Messenger has been on a six-year mission to become the first spacecraft to orbit Mercury. NASA reported that it followed a path through the inner solar system, including one flyby of Earth, two of Venus, and three of Mercury.

Messenger hasn't been scientifically idle during its journey to enter Mercury's orbit.

During its second flyby of Mercury in the autumn of 2008, Messenger sent back more than 1,200 images of the planet's surface, along with topographical information and data about its atmosphere and magnetic fields.

"The region of Mercury's surface that we viewed at close range for the first time this month is bigger than the land area of South America," Solomon said after the second flyby. "When combined with data from our first flyby and from Mariner 10, our latest coverage means that we have now seen about 95 percent of the planet."

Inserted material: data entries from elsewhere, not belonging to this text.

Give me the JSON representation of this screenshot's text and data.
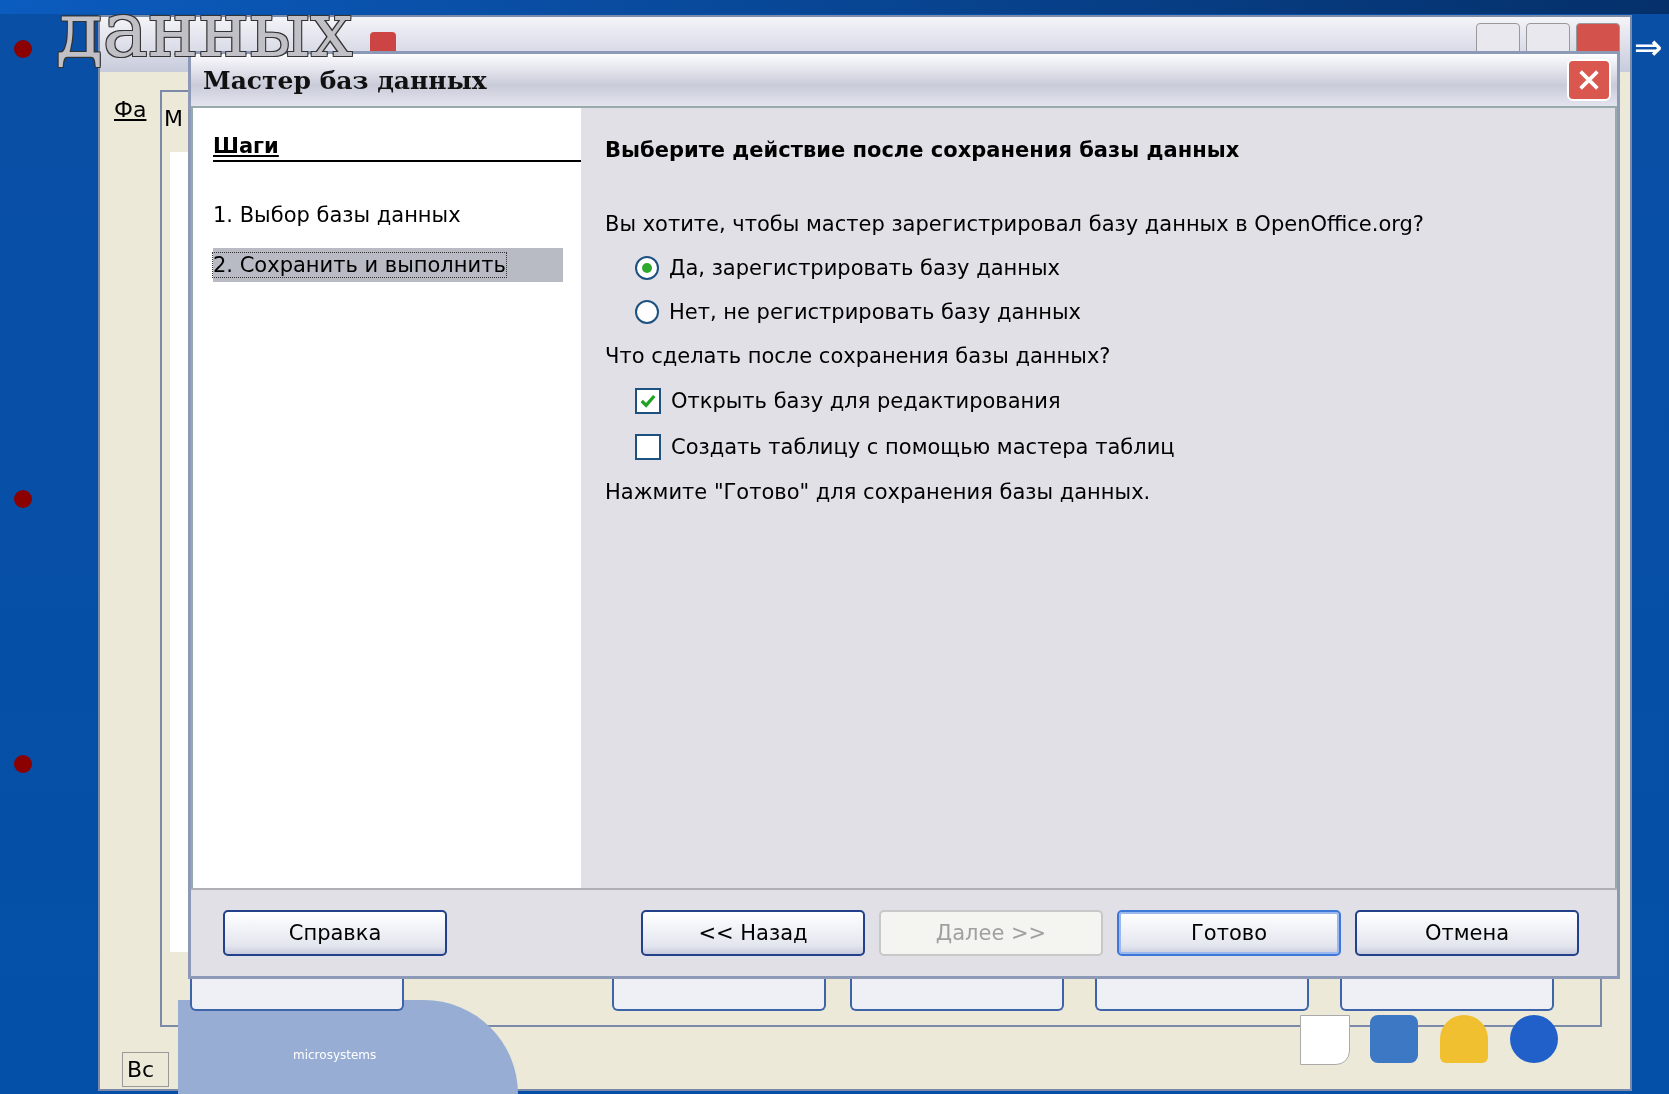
{
  "slide": {
    "heading_fragment": "данных",
    "arrow": "⇒"
  },
  "background_window": {
    "menu_fragment": "Фа",
    "dialog_title_fragment": "М",
    "status_fragment": "Вс",
    "logo_caption": "microsystems"
  },
  "dialog": {
    "title": "Мастер баз данных",
    "steps_heading": "Шаги",
    "steps": [
      {
        "label": "1. Выбор базы данных",
        "selected": false
      },
      {
        "label": "2. Сохранить и выполнить",
        "selected": true
      }
    ],
    "heading": "Выберите действие после сохранения базы данных",
    "items": [
      {
        "kind": "text",
        "label": "Вы хотите, чтобы мастер зарегистрировал базу данных в OpenOffice.org?"
      },
      {
        "kind": "radio",
        "label": "Да, зарегистрировать базу данных",
        "selected": true
      },
      {
        "kind": "radio",
        "label": "Нет, не регистрировать базу данных",
        "selected": false
      },
      {
        "kind": "text",
        "label": "Что сделать после сохранения базы данных?"
      },
      {
        "kind": "checkbox",
        "label": "Открыть базу для редактирования",
        "checked": true
      },
      {
        "kind": "checkbox",
        "label": "Создать таблицу с помощью мастера таблиц",
        "checked": false
      },
      {
        "kind": "text",
        "label": "Нажмите \"Готово\" для сохранения базы данных."
      }
    ],
    "help_button": {
      "label": "Справка",
      "disabled": false
    },
    "nav_buttons": [
      {
        "label": "<< Назад",
        "disabled": false,
        "default": false
      },
      {
        "label": "Далее >>",
        "disabled": true,
        "default": false
      },
      {
        "label": "Готово",
        "disabled": false,
        "default": true
      },
      {
        "label": "Отмена",
        "disabled": false,
        "default": false
      }
    ]
  }
}
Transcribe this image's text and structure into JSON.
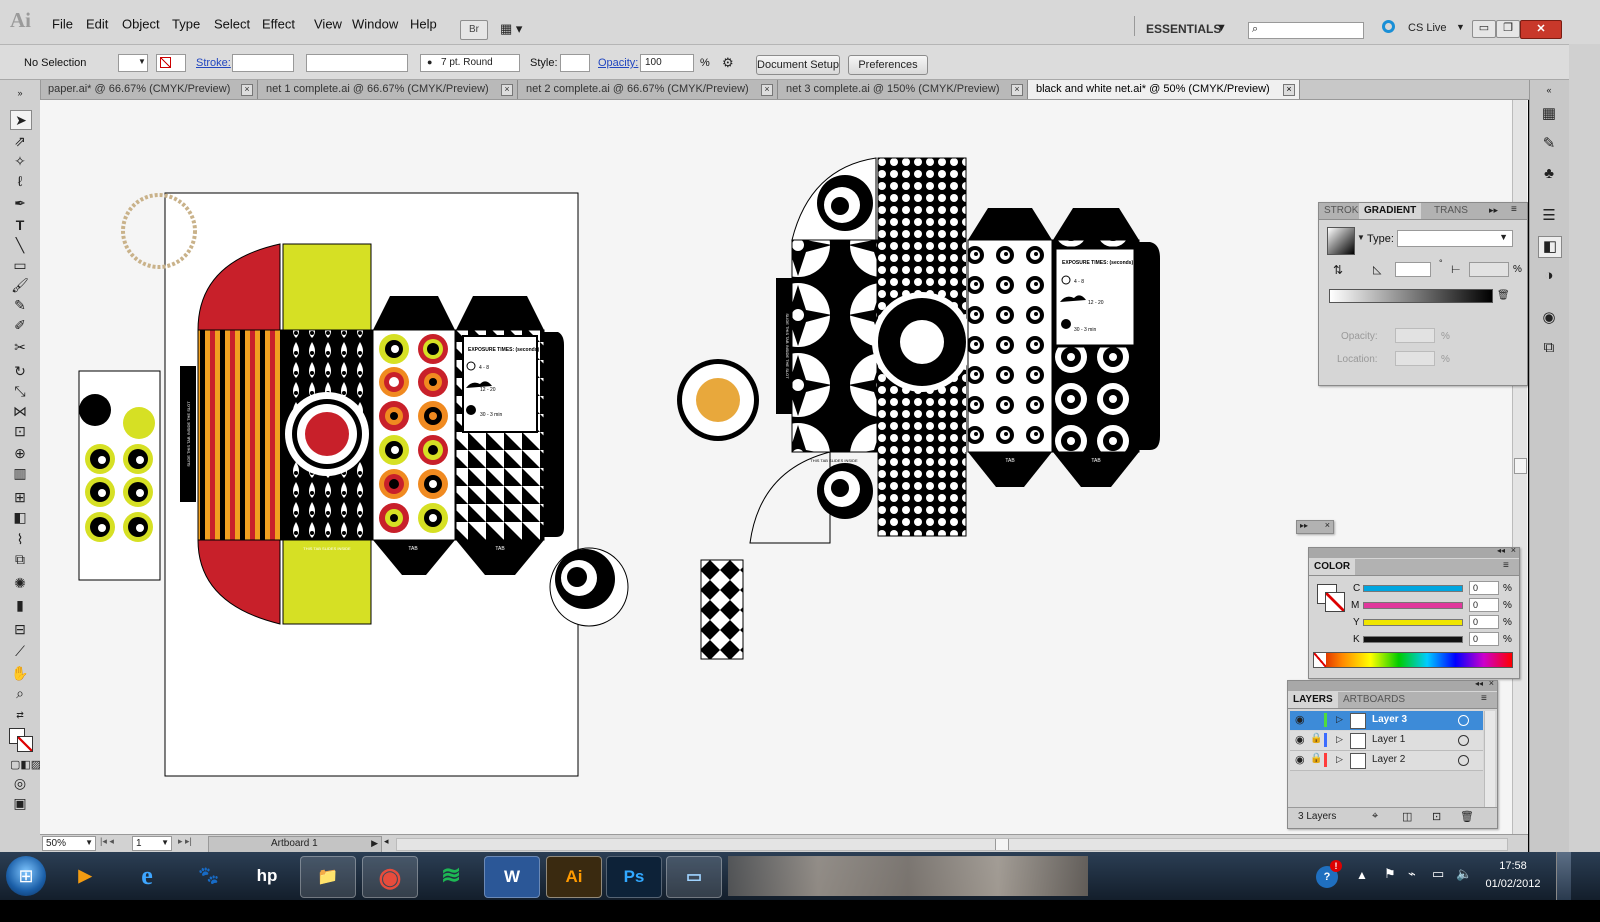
{
  "app": {
    "logo": "Ai"
  },
  "menubar": {
    "items": [
      "File",
      "Edit",
      "Object",
      "Type",
      "Select",
      "Effect",
      "View",
      "Window",
      "Help"
    ],
    "bridge_label": "Br",
    "workspace": "ESSENTIALS",
    "search_placeholder": "",
    "cs_live": "CS Live"
  },
  "control_bar": {
    "selection": "No Selection",
    "stroke_label": "Stroke:",
    "brush_label": "7 pt. Round",
    "style_label": "Style:",
    "opacity_label": "Opacity:",
    "opacity_value": "100",
    "percent": "%",
    "document_setup": "Document Setup",
    "preferences": "Preferences"
  },
  "tabs": [
    {
      "label": "paper.ai* @ 66.67% (CMYK/Preview)",
      "active": false
    },
    {
      "label": "net 1 complete.ai @ 66.67% (CMYK/Preview)",
      "active": false
    },
    {
      "label": "net 2 complete.ai @ 66.67% (CMYK/Preview)",
      "active": false
    },
    {
      "label": "net 3 complete.ai @ 150% (CMYK/Preview)",
      "active": false
    },
    {
      "label": "black and white net.ai* @ 50% (CMYK/Preview)",
      "active": true
    }
  ],
  "artwork": {
    "slide_text": "SLIDE THIS TAB INSIDE THE SLOT",
    "tab_text": "TAB",
    "tuck_text": "THIS TAB SLIDES INSIDE",
    "exposure_title": "EXPOSURE TIMES: (seconds)",
    "exposure_rows": [
      "4 - 8",
      "12 - 20",
      "30 - 3 min"
    ]
  },
  "gradient_panel": {
    "tabs": [
      "STROK",
      "GRADIENT",
      "TRANS"
    ],
    "type_label": "Type:",
    "opacity_label": "Opacity:",
    "location_label": "Location:",
    "percent": "%"
  },
  "color_panel": {
    "title": "COLOR",
    "channels": [
      {
        "name": "C",
        "value": "0",
        "color": "#00a6e0"
      },
      {
        "name": "M",
        "value": "0",
        "color": "#e0389c"
      },
      {
        "name": "Y",
        "value": "0",
        "color": "#f0e600"
      },
      {
        "name": "K",
        "value": "0",
        "color": "#111111"
      }
    ],
    "percent": "%"
  },
  "layers_panel": {
    "tabs": [
      "LAYERS",
      "ARTBOARDS"
    ],
    "layers": [
      {
        "name": "Layer 3",
        "color": "#4fdc3c",
        "selected": true
      },
      {
        "name": "Layer 1",
        "color": "#3c6cff",
        "selected": false
      },
      {
        "name": "Layer 2",
        "color": "#ff3c3c",
        "selected": false
      }
    ],
    "count": "3 Layers"
  },
  "status": {
    "zoom": "50%",
    "artboard_num": "1",
    "artboard_name": "Artboard 1"
  },
  "taskbar": {
    "time": "17:58",
    "date": "01/02/2012",
    "apps": [
      {
        "name": "windows-media-player",
        "glyph": "▶"
      },
      {
        "name": "internet-explorer",
        "glyph": "e"
      },
      {
        "name": "gimp",
        "glyph": "🐾"
      },
      {
        "name": "hp",
        "glyph": "hp"
      },
      {
        "name": "file-explorer",
        "glyph": "📁"
      },
      {
        "name": "chrome",
        "glyph": "◉"
      },
      {
        "name": "spotify",
        "glyph": "≋"
      },
      {
        "name": "word",
        "glyph": "W"
      },
      {
        "name": "illustrator",
        "glyph": "Ai"
      },
      {
        "name": "photoshop",
        "glyph": "Ps"
      },
      {
        "name": "picture-viewer",
        "glyph": "▭"
      }
    ]
  }
}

NASA's Messenger is the first spacecraft to return information about Mercury to Earth since the Mariner 10 mission more than 30 years ago.

The space agency's Mariner 10 was the first spacecraft to reach Mercury and Venus. Mariner 10 flew by Mercury three times, returning images and data from the planet.

The scientists behind Messenger hope to take this latest mission several steps further. Data from Messenger will be collected by Deep Space Network antennas and transferred to the Mission Operations Center at the Johns Hopkins University Applied Physics Laboratory in Laurel, Maryland, where it will be analysed.

NASA scientists and engineers have spent about 20 years developing new materials and technologies for Messenger. Its structure was built out of a graphite epoxy material that was designed to be strong enough to withstand the launch yet light enough to lower the probe's overall mass and save on energy usage. Two large solar panels and a nickel-hydrogen battery power the spacecraft.

The Messenger uses two computer chips - a 25 MHz main processor and a 10 MHz backup processor.

The spacecraft, according to documents on NASA's website, includes a gamma ray and neutron spectrometer that is designed to map different elements and offer clues about the existence of ice at the planet's poles. A magnetometer attached to a nearly 12-foot boom will scan the planet for areas of magnetized rocks. Dual-imaging cameras, one with a wide-angle imager and one with a narrow-angle imager, will map the surface and give scientists a topographical view.